There are also stories in the book that document that even after losing their families and violently converting to Islam, many Armenians tried to keep their national profile in every way possible. Gulchin, 38, says her paternal grandmother and one of her sons, who lived in Derik before the genocide, were somehow saved from the massacre, but the grandmother was later kidnapped by a Kurd and forcibly married to him. Having become a Muslim, the courageous Armenian woman, in the face of mortal danger, preserves her religion and her national consciousness in every way possible.
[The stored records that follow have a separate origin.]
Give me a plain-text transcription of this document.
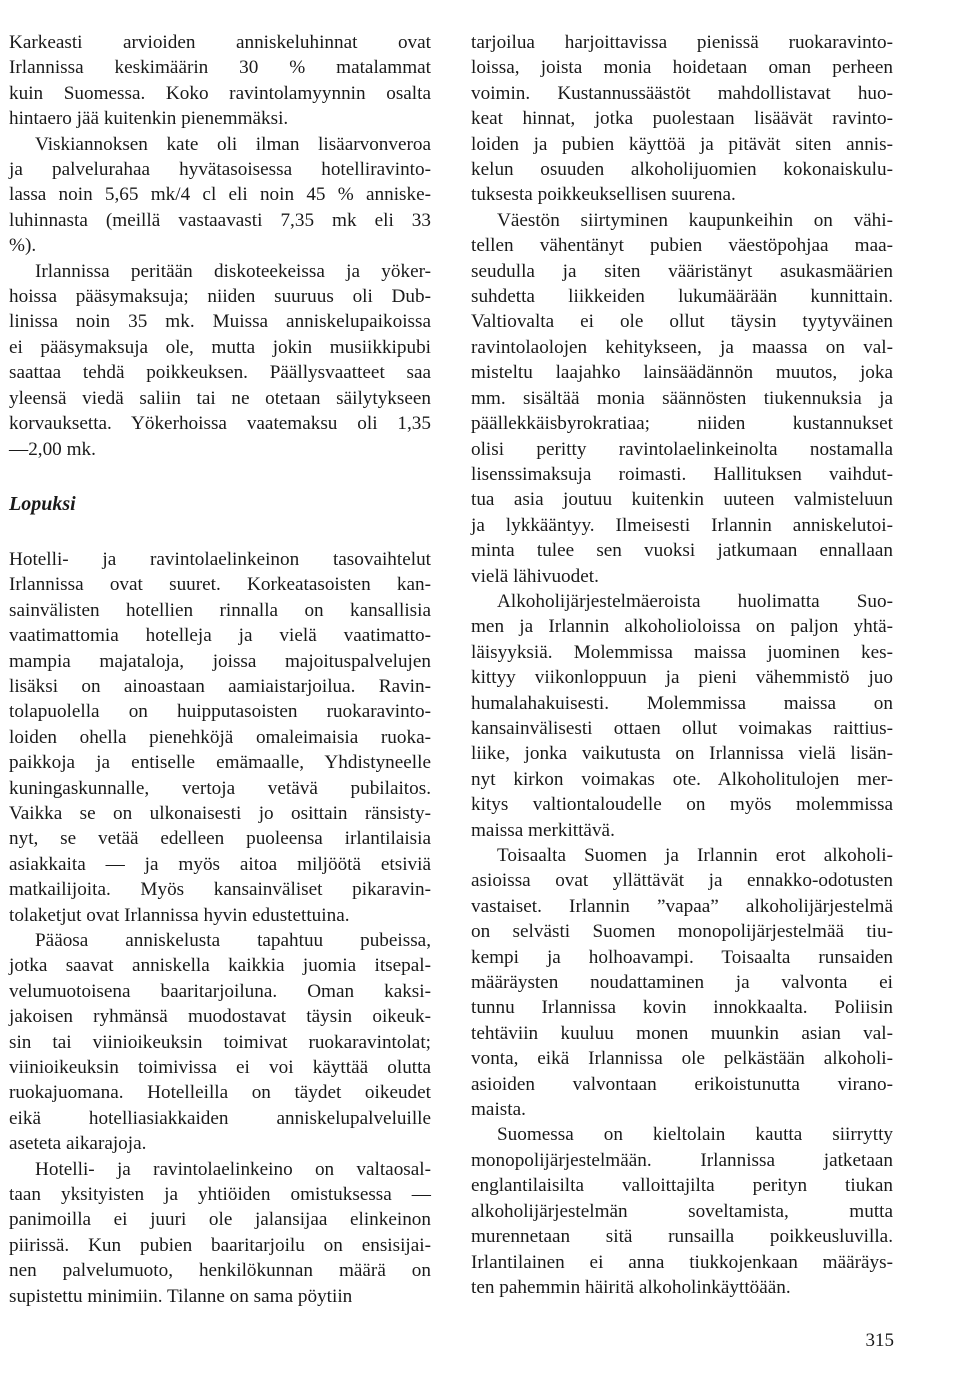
Karkeasti arvioiden anniskeluhinnat ovat
Irlannissa keskimäärin 30 % matalammat
kuin Suomessa. Koko ravintolamyynnin osalta
hintaero jää kuitenkin pienemmäksi.

Viskiannoksen kate oli ilman lisäarvonveroa
ja palvelurahaa hyvätasoisessa hotelliravinto-
lassa noin 5,65 mk/4 cl eli noin 45 % anniske-
luhinnasta (meillä vastaavasti 7,35 mk eli 33
%).

Irlannissa peritään diskoteekeissa ja yöker-
hoissa pääsymaksuja; niiden suuruus oli Dub-
linissa noin 35 mk. Muissa anniskelupaikoissa
ei pääsymaksuja ole, mutta jokin musiikkipubi
saattaa tehdä poikkeuksen. Päällysvaatteet saa
yleensä viedä saliin tai ne otetaan säilytykseen
korvauksetta. Yökerhoissa vaatemaksu oli 1,35
—2,00 mk.

Lopuksi

Hotelli- ja ravintolaelinkeinon tasovaihtelut
Irlannissa ovat suuret. Korkeatasoisten kan-
sainvälisten hotellien rinnalla on kansallisia
vaatimattomia hotelleja ja vielä vaatimatto-
mampia majataloja, joissa majoituspalvelujen
lisäksi on ainoastaan aamiaistarjoilua. Ravin-
tolapuolella on huipputasoisten ruokaravinto-
loiden ohella pienehköjä omaleimaisia ruoka-
paikkoja ja entiselle emämaalle, Yhdistyneelle
kuningaskunnalle, vertoja vetävä pubilaitos.
Vaikka se on ulkonaisesti jo osittain ränsisty-
nyt, se vetää edelleen puoleensa irlantilaisia
asiakkaita — ja myös aitoa miljöötä etsiviä
matkailijoita. Myös kansainväliset pikaravin-
tolaketjut ovat Irlannissa hyvin edustettuina.

Pääosa anniskelusta tapahtuu pubeissa,
jotka saavat anniskella kaikkia juomia itsepal-
velumuotoisena baaritarjoiluna. Oman kaksi-
jakoisen ryhmänsä muodostavat täysin oikeuk-
sin tai viinioikeuksin toimivat ruokaravintolat;
viinioikeuksin toimivissa ei voi käyttää olutta
ruokajuomana. Hotelleilla on täydet oikeudet
eikä hotelliasiakkaiden anniskelupalveluille
aseteta aikarajoja.

Hotelli- ja ravintolaelinkeino on valtaosal-
taan yksityisten ja yhtiöiden omistuksessa —
panimoilla ei juuri ole jalansijaa elinkeinon
piirissä. Kun pubien baaritarjoilu on ensisijai-
nen palvelumuoto, henkilökunnan määrä on
supistettu minimiin. Tilanne on sama pöytiin

tarjoilua harjoittavissa pienissä ruokaravinto-
loissa, joista monia hoidetaan oman perheen
voimin. Kustannussäästöt mahdollistavat huo-
keat hinnat, jotka puolestaan lisäävät ravinto-
loiden ja pubien käyttöä ja pitävät siten annis-
kelun osuuden alkoholijuomien kokonaiskulu-
tuksesta poikkeuksellisen suurena.

Väestön siirtyminen kaupunkeihin on vähi-
tellen vähentänyt pubien väestöpohjaa maa-
seudulla ja siten vääristänyt asukasmäärien
suhdetta liikkeiden lukumäärään kunnittain.
Valtiovalta ei ole ollut täysin tyytyväinen
ravintolaolojen kehitykseen, ja maassa on val-
misteltu laajahko lainsäädännön muutos, joka
mm. sisältää monia säännösten tiukennuksia ja
päällekkäisbyrokratiaa; niiden kustannukset
olisi peritty ravintolaelinkeinolta nostamalla
lisenssimaksuja roimasti. Hallituksen vaihdut-
tua asia joutuu kuitenkin uuteen valmisteluun
ja lykkääntyy. Ilmeisesti Irlannin anniskelutoi-
minta tulee sen vuoksi jatkumaan ennallaan
vielä lähivuodet.

Alkoholijärjestelmäeroista huolimatta Suo-
men ja Irlannin alkoholioloissa on paljon yhtä-
läisyyksiä. Molemmissa maissa juominen kes-
kittyy viikonloppuun ja pieni vähemmistö juo
humalahakuisesti. Molemmissa maissa on
kansainvälisesti ottaen ollut voimakas raittius-
liike, jonka vaikutusta on Irlannissa vielä lisän-
nyt kirkon voimakas ote. Alkoholitulojen mer-
kitys valtiontaloudelle on myös molemmissa
maissa merkittävä.

Toisaalta Suomen ja Irlannin erot alkoholi-
asioissa ovat yllättävät ja ennakko-odotusten
vastaiset. Irlannin ”vapaa” alkoholijärjestelmä
on selvästi Suomen monopolijärjestelmää tiu-
kempi ja holhoavampi. Toisaalta runsaiden
määräysten noudattaminen ja valvonta ei
tunnu Irlannissa kovin innokkaalta. Poliisin
tehtäviin kuuluu monen muunkin asian val-
vonta, eikä Irlannissa ole pelkästään alkoholi-
asioiden valvontaan erikoistunutta virano-
maista.

Suomessa on kieltolain kautta siirrytty
monopolijärjestelmään. Irlannissa jatketaan
englantilaisilta valloittajilta perityn tiukan
alkoholijärjestelmän soveltamista, mutta
murennetaan sitä runsailla poikkeusluvilla.
Irlantilainen ei anna tiukkojenkaan määräys-
ten pahemmin häiritä alkoholinkäyttöään.

315
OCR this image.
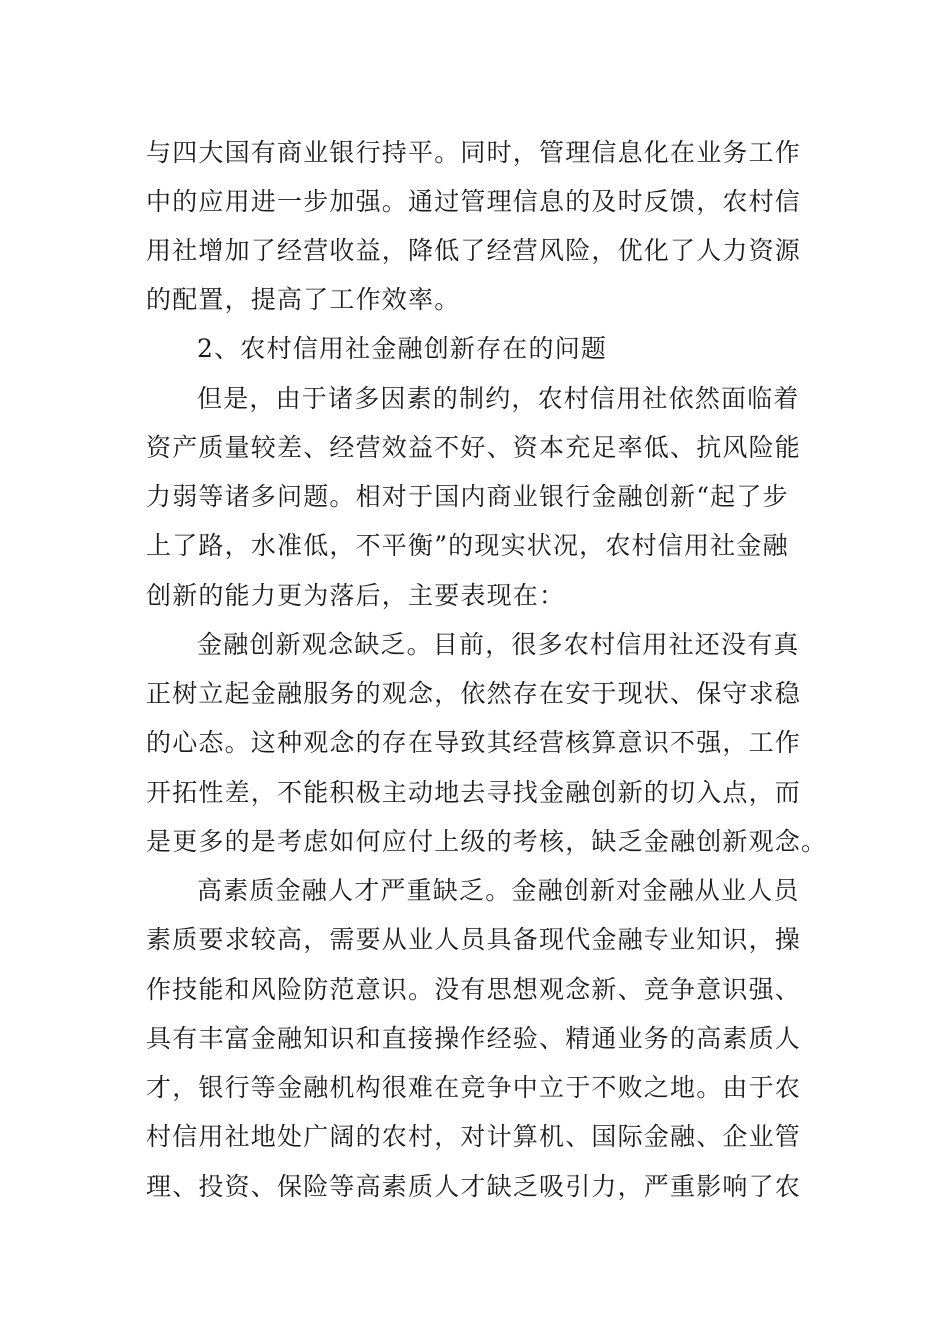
与四大国有商业银行持平。同时，管理信息化在业务工作
中的应用进一步加强。通过管理信息的及时反馈，农村信
用社增加了经营收益，降低了经营风险，优化了人力资源
的配置，提高了工作效率。
2、农村信用社金融创新存在的问题
但是，由于诸多因素的制约，农村信用社依然面临着
资产质量较差、经营效益不好、资本充足率低、抗风险能
力弱等诸多问题。相对于国内商业银行金融创新“起了步
上了路，水准低，不平衡”的现实状况，农村信用社金融
创新的能力更为落后，主要表现在：
金融创新观念缺乏。目前，很多农村信用社还没有真
正树立起金融服务的观念，依然存在安于现状、保守求稳
的心态。这种观念的存在导致其经营核算意识不强，工作
开拓性差，不能积极主动地去寻找金融创新的切入点，而
是更多的是考虑如何应付上级的考核，缺乏金融创新观念。
高素质金融人才严重缺乏。金融创新对金融从业人员
素质要求较高，需要从业人员具备现代金融专业知识，操
作技能和风险防范意识。没有思想观念新、竞争意识强、
具有丰富金融知识和直接操作经验、精通业务的高素质人
才，银行等金融机构很难在竞争中立于不败之地。由于农
村信用社地处广阔的农村，对计算机、国际金融、企业管
理、投资、保险等高素质人才缺乏吸引力，严重影响了农
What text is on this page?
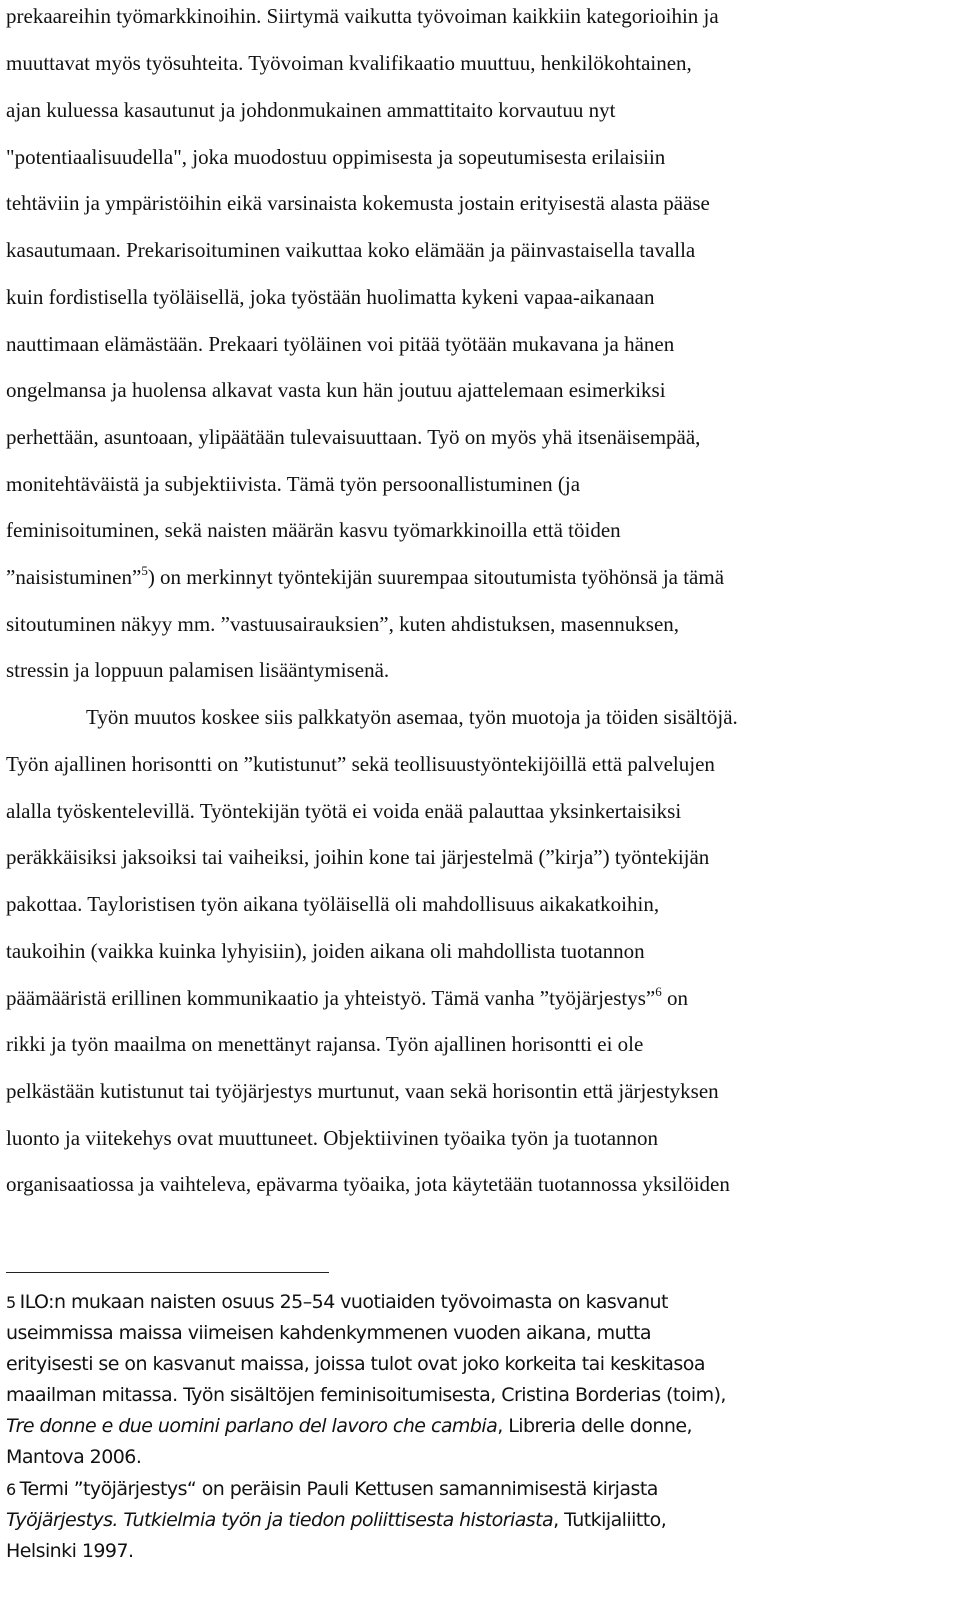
prekaareihin työmarkkinoihin. Siirtymä vaikutta työvoiman kaikkiin kategorioihin ja
muuttavat myös työsuhteita. Työvoiman kvalifikaatio muuttuu, henkilökohtainen,
ajan kuluessa kasautunut ja johdonmukainen ammattitaito korvautuu nyt
"potentiaalisuudella", joka muodostuu oppimisesta ja sopeutumisesta erilaisiin
tehtäviin ja ympäristöihin eikä varsinaista kokemusta jostain erityisestä alasta pääse
kasautumaan. Prekarisoituminen vaikuttaa koko elämään ja päinvastaisella tavalla
kuin fordistisella työläisellä, joka työstään huolimatta kykeni vapaa-aikanaan
nauttimaan elämästään. Prekaari työläinen voi pitää työtään mukavana ja hänen
ongelmansa ja huolensa alkavat vasta kun hän joutuu ajattelemaan esimerkiksi
perhettään, asuntoaan, ylipäätään tulevaisuuttaan. Työ on myös yhä itsenäisempää,
monitehtäväistä ja subjektiivista. Tämä työn persoonallistuminen (ja
feminisoituminen, sekä naisten määrän kasvu työmarkkinoilla että töiden
”naisistuminen”$^5$) on merkinnyt työntekijän suurempaa sitoutumista työhönsä ja tämä
sitoutuminen näkyy mm. ”vastuusairauksien”, kuten ahdistuksen, masennuksen,
stressin ja loppuun palamisen lisääntymisenä.
Työn muutos koskee siis palkkatyön asemaa, työn muotoja ja töiden sisältöjä.
Työn ajallinen horisontti on ”kutistunut” sekä teollisuustyöntekijöillä että palvelujen
alalla työskentelevillä. Työntekijän työtä ei voida enää palauttaa yksinkertaisiksi
peräkkäisiksi jaksoiksi tai vaiheiksi, joihin kone tai järjestelmä (”kirja”) työntekijän
pakottaa. Tayloristisen työn aikana työläisellä oli mahdollisuus aikakatkoihin,
taukoihin (vaikka kuinka lyhyisiin), joiden aikana oli mahdollista tuotannon
päämääristä erillinen kommunikaatio ja yhteistyö. Tämä vanha ”työjärjestys”$^6$ on
rikki ja työn maailma on menettänyt rajansa. Työn ajallinen horisontti ei ole
pelkästään kutistunut tai työjärjestys murtunut, vaan sekä horisontin että järjestyksen
luonto ja viitekehys ovat muuttuneet. Objektiivinen työaika työn ja tuotannon
organisaatiossa ja vaihteleva, epävarma työaika, jota käytetään tuotannossa yksilöiden
5 ILO:n mukaan naisten osuus 25–54 vuotiaiden työvoimasta on kasvanut
useimmissa maissa viimeisen kahdenkymmenen vuoden aikana, mutta
erityisesti se on kasvanut maissa, joissa tulot ovat joko korkeita tai keskitasoa
maailman mitassa. Työn sisältöjen feminisoitumisesta, Cristina Borderias (toim),
Tre donne e due uomini parlano del lavoro che cambia, Libreria delle donne,
Mantova 2006.
6 Termi ”työjärjestys“ on peräisin Pauli Kettusen samannimisestä kirjasta
Työjärjestys. Tutkielmia työn ja tiedon poliittisesta historiasta, Tutkijaliitto,
Helsinki 1997.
In addition, she married her surviving son to a daughter of an Armenian family who had survived like him, so that the ethnic profile would remain pure. Even on her deathbed, her national and religious consciousness remains alive, and calling her Armenian daughter-in-law, she strictly orders her to make sure that her Muslim family does not bury her according to Islamic customs after her death, and that she can die as an Armenian Christian woman.